Или это случилось, потому что он, будучи таким подозрительным (как и любой другой в неоднозначной ситуации), был вынужден вести себя подобным образом? Хотел ли я, чтобы он действовал? Или предпочел бы всю жизнь мучиться страстным томлением из-за нашей игры в пинг-понг: не знать; не знать, что не знаешь; не знать, что не знаешь, что не знаешь? Просто оставайся молчаливым, ничего не говори, а если ты не можешь сказать «да», то не говори «нет», скажи «позже». Поэтому люди говорят «может быть», когда имеют в виду «да», но надеются, что ты сочтешь это за «нет»; тогда как на самом деле это значит: «Пожалуйста, просто спроси меня еще раз, и еще раз после этого, ладно?»
Я оглядываюсь на то лето и не могу поверить: несмотря на каждое мое усилие ужиться с «огнем» и «головокружением», жизнь все равно дарила великолепные моменты. Италия. Лето. Стрекот цикад в первые часы после полудня. Моя комната. Его комната. Наш балкон, который отсекал весь остальной мир. Мягкий ветер подхватывал вздохи нашего сада и нес их вверх по ступеням в мою спальню. Лето, когда я научился любить рыбалку. Потому что он любил. Полюбил бегать трусцой. Потому что он бегал. Полюбил осьминога, Гераклита, Тристана. Лето, когда я слышал пение птиц, чувствовал запах цветов и ощущал, как поднимается от травы прохладная влага из-под моих ног в теплые солнечные дни, потому что мои чувства всегда были настороже и, обнаружив его, устремлялись к нему.
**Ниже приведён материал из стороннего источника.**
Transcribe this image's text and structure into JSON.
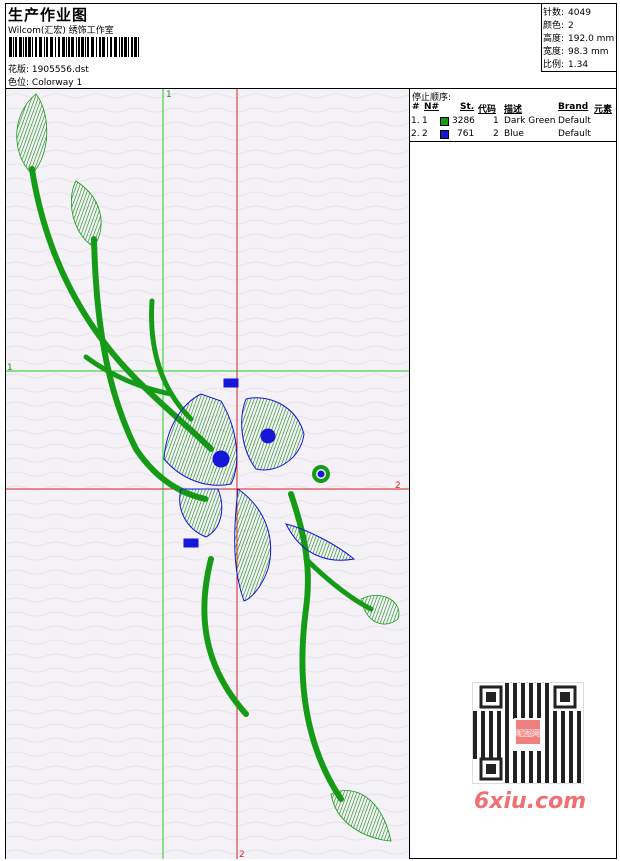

Я мог отрицать множество вещей: что у меня было страстное желание коснуться его коленей и запястий (под солнцем они были с приглушенным нежным бликом, и я так редко встречал подобное); что я любил, как его белые теннисные шорты постепенно окрашивались в цвет глины и через несколько недель стали в тон его кожи; что его волосы, выгорая день ото дня сильнее, по утрам ловили солнце до того, как оно полностью выходило из-за горизонта; что его свободная синяя рубашка, раздуваясь еще сильнее, когда он ходил в ней в ветреные дни в патио у бассейна, обещала сохранить под собой запах кожи и пота, от одной мысли о которых я чувствовал возбуждение. Все это я мог отрицать. И верить в свое отрицание.
Но золотая цепочка и звезда Давида с золотой мезузой на его шее говорили мне: было что-то большее, что я сознательно хотел от него получить. Они связывали нас, напоминая: пока все, будто сговорившись, стремилось превратить нас в двух самых непохожих друг на друга существ, по крайней мере, это превосходило все различия. Я заметил его звезду практически сразу, в его первый день с нами. С того момента я знал: нечто, что интриговало меня, заставляло искать с ним дружбы, закрывать глаза на недостатки, было гораздо больше того, что каждый из нас хотел получить от другого, больше и, более того, лучше, чем его душа, мое тело или земля сама по себе. Смотреть на его шею со звездой и болтающимся амулетом — все равно что смотреть на что-то вне времени, дарованное предками, бессмертное внутри меня самого, внутри него, умоляющее о возрождении и пробуждении от тысячелетнего сна.
Однако меня сбивало с толку его равнодушие или невнимательность: я носил такую же звезду. Он демонстрировал то же равнодушие или невнимательность к моим блуждающим взглядам по его плавкам и желанию найти контур, что делал нас братьями из одной пустыни.